Throughout his career, Stewart Brand—editor, author, lecturer, and futurist—has focused on such subjects as digital media, education, and architecture. He's perhaps best known for founding the Whole Earth Catalog in 1968, and the WELL, an early precursor of MySpace, in 1984, among other pursuits.
Today, he splits his time between serving as president for the Long Now Foundation, a private organization that promotes long-term thinking (as in 10,000 years into the future) and responsibility, and working for Global Business Network (GBN), a scenario consultancy. (He co-founded both.) He has increasingly been analyzing how the world's squatter cities are serving as centers of entrepreneurship and innovative design.
In a way, it's a fitting follow-up to the eight years of research that culminated in Brand's 1994 book, How Buildings Learn. That volume addressed how structures changed and evolved over time. Brand's newest research on urban squatter communities can be seen as addressing, at least in part, the question: "How do cities learn?"
Brand has been presenting his research on squatter cities at conferences and to corporate and institutional audiences around the world, as part of a talk with a larger context. Called City Planet, the talk examines how urban areas are environmentally friendly, provide economic opportunities for poor women in developing nations, and are simply growing at a dizzying pace.
BusinessWeek.com's Reena Jana recently spoke with Brand about the past, present, and future of squatter cities, both within the U.S. and around the globe.
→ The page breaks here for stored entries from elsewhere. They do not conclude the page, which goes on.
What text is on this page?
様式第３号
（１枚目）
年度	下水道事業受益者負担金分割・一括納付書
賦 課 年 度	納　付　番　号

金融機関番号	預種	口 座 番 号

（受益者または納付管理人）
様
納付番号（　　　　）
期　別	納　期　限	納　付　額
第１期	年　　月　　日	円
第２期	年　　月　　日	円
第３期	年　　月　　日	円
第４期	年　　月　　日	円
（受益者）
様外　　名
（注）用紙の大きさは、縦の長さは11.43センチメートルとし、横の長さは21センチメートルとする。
They also discussed how big business, designers, and architects might tap into squatter cities for both inspiration and to help their residents improve their quality of life through innovative (and potentially profitable) goods and services. An edited excerpt of their conversation follows:
What's a striking example of innovative design growing out of a squatter community?
The squatter community that I live in, a houseboat community in Sausalito (Calif.) is a good example. It started in the 1960s and now there are 400 houseboats. Like all great squatter cities, it became gentrified, and was made part of the town [San Francisco]. It's the classic case of pairing enormous resourcefulness and minimal resources.
Are there examples from the developing world that are particularly intriguing models of architectural innovation?
I think so. I was just reading a book about Bombay before it was Mumbai. There was a story about a company building towers 35 stories high. The construction workers were given rudimentary materials—lumber and rope and fabric and sheet metal—to construct cheap temporary housing near the site.
This instant legal slum would be their home for the duration of the project. What was astonishing was that the workers actually occupied the building itself as they worked on it and encamped there, where there was shelter. It was a highly economical way to build. Perhaps soon we'll be looking to squatter cities for design ideas, much as we looked to biology. Rather than bio-mimicry, we'll be considering squatter-mimicry.
In developing nations, squatters often occupy "uninhabitable" areas with no legal electricity or water supplies. Could their homes be considered as models for disaster relief housing?
It really depends on the time people need to be in a refugee community. If it's only a week, temporary tents are fine. But if more than that, well, we could look to squatter cities.